Nascida em Sobral, zona norte do Ceará, Maria Tomásia Figueira Lima foi casada com o abolicionista Francisco de Paula de Oliveira Lima. Era considerada excelente oradora. Sua atuação junto ao movimento em prol da liberdade dos escravos tornou-a reconhecidamente a alma feminina da campanha pela abolição. Ocupou o cargo de presidente da Cearenses Libertadoras, sociedade organizada em uma reunião na chácara de José do Amaral, no Benfica, na qual esteve presente José do Patrocínio. Durante a solenidade foram entregues cartas de alforria a seis escravos. Na instalação solene da Cearenses Libertadoras, fato ocorrido nos salões do Clube Cearense, foi executado o hino da Sociedade Cearense Libertadora, com música de João Moreira da Costa e letra de Frederico Severo, além de serem entregues setenta e duas cartas de alforria, concedidas por eminentes representantes da sociedade cearense.

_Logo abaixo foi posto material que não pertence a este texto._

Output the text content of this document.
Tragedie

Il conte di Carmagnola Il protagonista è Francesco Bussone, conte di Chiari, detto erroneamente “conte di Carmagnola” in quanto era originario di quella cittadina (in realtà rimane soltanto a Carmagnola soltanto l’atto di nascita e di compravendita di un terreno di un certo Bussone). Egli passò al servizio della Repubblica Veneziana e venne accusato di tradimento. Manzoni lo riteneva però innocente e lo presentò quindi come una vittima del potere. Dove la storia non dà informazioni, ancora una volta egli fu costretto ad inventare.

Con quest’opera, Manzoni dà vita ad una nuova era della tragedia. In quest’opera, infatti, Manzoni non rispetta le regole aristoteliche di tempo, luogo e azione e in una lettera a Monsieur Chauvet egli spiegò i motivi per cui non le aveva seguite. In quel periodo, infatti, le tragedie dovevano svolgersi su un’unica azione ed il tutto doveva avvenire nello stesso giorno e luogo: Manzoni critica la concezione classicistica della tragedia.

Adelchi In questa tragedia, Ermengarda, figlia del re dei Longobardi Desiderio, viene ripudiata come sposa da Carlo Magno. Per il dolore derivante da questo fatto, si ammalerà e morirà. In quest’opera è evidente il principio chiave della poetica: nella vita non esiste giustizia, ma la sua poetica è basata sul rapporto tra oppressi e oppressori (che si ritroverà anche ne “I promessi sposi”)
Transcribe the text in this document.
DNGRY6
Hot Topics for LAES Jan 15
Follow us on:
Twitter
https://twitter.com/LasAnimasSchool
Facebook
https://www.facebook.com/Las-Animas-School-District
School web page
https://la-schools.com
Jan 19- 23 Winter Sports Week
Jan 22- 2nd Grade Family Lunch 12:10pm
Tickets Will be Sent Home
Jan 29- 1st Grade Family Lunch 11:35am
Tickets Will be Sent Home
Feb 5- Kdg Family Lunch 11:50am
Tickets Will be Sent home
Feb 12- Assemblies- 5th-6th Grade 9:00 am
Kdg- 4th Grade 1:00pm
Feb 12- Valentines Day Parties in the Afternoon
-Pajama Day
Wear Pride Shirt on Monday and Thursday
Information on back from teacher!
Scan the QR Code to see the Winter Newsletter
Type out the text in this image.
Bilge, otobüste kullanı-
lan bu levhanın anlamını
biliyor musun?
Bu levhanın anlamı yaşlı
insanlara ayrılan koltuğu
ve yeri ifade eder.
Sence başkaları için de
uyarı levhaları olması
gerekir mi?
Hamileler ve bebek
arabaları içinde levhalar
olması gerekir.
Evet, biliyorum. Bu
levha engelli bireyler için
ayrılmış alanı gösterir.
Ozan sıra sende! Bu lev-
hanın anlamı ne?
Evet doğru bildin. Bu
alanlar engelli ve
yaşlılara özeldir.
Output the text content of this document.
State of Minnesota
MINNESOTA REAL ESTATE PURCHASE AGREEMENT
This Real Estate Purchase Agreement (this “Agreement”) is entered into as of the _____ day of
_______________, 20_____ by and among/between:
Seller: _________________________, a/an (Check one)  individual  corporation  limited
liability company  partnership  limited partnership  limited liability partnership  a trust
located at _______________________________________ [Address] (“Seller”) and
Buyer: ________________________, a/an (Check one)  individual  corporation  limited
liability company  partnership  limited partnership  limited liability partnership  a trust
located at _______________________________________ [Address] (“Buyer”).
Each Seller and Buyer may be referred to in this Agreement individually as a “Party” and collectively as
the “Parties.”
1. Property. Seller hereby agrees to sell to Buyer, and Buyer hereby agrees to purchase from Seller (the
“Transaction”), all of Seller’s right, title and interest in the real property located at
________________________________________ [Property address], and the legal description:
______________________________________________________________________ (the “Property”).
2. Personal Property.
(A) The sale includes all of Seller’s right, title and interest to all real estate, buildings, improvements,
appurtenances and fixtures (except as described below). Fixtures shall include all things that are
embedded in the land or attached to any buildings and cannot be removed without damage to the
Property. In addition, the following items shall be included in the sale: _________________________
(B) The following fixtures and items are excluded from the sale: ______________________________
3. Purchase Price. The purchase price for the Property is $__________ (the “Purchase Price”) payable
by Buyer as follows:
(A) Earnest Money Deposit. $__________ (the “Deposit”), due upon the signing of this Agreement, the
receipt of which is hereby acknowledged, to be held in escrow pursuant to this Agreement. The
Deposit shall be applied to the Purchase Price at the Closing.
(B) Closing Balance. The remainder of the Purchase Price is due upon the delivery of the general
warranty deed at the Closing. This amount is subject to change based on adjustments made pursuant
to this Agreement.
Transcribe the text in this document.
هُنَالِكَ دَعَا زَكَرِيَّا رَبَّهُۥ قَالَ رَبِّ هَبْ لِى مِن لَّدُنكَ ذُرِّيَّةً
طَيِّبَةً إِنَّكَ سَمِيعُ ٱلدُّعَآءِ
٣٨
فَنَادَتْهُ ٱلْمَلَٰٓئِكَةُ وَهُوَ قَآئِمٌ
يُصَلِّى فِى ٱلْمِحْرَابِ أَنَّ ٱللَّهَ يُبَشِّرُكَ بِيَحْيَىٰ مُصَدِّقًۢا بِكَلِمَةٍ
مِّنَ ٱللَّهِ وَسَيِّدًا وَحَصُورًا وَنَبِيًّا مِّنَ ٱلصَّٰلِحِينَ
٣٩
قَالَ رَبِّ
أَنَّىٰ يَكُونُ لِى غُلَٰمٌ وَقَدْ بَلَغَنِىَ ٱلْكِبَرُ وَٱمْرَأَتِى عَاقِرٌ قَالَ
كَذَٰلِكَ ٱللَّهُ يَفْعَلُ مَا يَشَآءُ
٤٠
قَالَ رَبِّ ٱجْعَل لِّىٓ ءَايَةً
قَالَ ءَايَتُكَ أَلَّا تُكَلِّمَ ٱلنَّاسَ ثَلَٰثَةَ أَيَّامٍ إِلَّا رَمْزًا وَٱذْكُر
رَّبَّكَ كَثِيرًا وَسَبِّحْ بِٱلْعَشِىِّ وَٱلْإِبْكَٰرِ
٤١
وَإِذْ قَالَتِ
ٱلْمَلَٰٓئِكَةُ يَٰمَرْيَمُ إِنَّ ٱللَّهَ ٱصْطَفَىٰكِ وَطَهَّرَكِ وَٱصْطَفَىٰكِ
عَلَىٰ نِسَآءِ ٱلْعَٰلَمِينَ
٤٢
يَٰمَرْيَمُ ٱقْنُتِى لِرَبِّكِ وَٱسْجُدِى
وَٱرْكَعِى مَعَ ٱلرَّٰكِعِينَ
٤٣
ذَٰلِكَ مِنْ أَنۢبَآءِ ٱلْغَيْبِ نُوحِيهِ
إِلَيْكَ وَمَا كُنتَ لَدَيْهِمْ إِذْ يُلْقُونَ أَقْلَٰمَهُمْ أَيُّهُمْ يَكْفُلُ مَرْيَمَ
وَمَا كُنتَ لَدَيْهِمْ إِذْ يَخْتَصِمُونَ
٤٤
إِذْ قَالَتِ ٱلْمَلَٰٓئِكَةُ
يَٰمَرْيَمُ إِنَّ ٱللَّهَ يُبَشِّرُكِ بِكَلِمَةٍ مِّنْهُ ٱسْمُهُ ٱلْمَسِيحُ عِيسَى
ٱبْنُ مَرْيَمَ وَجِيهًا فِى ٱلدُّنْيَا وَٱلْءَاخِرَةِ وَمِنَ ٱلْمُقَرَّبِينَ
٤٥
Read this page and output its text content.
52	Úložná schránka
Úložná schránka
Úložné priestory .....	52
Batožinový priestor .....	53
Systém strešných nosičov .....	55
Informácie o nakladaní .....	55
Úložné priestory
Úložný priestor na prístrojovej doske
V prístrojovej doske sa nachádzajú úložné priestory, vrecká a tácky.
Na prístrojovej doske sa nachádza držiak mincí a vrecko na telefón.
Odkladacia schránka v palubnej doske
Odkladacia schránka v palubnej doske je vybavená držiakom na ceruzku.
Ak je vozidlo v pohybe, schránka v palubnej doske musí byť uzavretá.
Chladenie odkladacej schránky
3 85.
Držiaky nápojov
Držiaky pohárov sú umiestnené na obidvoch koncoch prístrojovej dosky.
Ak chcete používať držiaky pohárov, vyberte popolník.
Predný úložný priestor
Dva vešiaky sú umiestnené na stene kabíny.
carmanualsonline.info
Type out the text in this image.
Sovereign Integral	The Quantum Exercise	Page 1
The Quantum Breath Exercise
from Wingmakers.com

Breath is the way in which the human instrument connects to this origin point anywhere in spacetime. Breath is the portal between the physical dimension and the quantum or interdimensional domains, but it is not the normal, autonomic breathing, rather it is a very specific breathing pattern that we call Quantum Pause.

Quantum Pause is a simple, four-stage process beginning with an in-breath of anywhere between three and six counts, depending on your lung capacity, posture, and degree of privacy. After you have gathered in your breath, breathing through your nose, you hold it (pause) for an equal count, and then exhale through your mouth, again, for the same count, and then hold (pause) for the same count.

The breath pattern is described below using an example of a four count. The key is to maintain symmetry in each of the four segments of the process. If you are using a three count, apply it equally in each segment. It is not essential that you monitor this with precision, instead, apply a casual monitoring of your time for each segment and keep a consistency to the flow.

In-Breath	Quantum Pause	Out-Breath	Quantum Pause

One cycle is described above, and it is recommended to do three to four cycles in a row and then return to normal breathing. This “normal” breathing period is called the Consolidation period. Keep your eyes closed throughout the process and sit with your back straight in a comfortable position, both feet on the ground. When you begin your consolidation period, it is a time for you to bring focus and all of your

CARLOS AUGUSTO PEIXOTO DE ALENCAR

Major do Exército, posto no qual faleceu a 20 de março de 1900, no Rio de Janeiro, Carlos Augusto Peixoto de Alencar nasceu no dia 22 de outubro de 1852, em Fortaleza. Em suas andanças pelo Brasil sempre esteve ao lado dos abolicionistas, tendo fundado, em Manaus, a Sociedade Libertadora do Amazonas, no ano de 1882. A partir de 1883, no Ceará, participou das comissões antiescravistas com atuação decisiva a favor da abolição nos municípios de Icó e Acarape. No Rio de Janeiro, foi membro da Confederação Abolicionista e, em Corumbá, fundou o jornal O Escravo. Republicano, atuou junto a José do Patrocínio, Sousa Campos e Padre Trindade na fundação do Clube Republicano, em 1877, o que lhe custou o desterro para São Borja, no Rio Grande do Sul. Aliou os deveres militares ao prazer intelectual, com especial gosto pelo teatro, tendo escrito a elogiada comédia À Procura de Um Casamento.

ISAAC CORREIA DO AMARAL

Filho de João Antônio do Amaral e Maria Correia de Melo, Isaac Correia do Amaral nasceu em Fortaleza, no dia 18 de setembro de 1859, vindo a falecer em abril de 1942, no sítio Bonfim, localizado na serra de Guaramiranga. Em 1871 viajou para a Alemanha, onde cursou o Liceu Prussiano, na cidade de Altona. Ao retornar, demorou algum tempo em Lisboa, a fim de retomar o idioma português. No Ceará, foi um dos mais convictos abolicionistas e um dos fundadores da Sociedade Cearense Libertadora, seguindo a atuação de sua família. Esteve no Amazonas, onde participou ativamente da campanha abolicionista. Projetista, chegou a planejar e levantar os alicerces de um teatro a ser construído no centro da atual praça José de Alencar. Seus projetos mais conhecidos, ainda existentes na cidade de Fortaleza, são a Igreja do Pequeno Grande e o Parque da Independência, atual Cidade da Criança.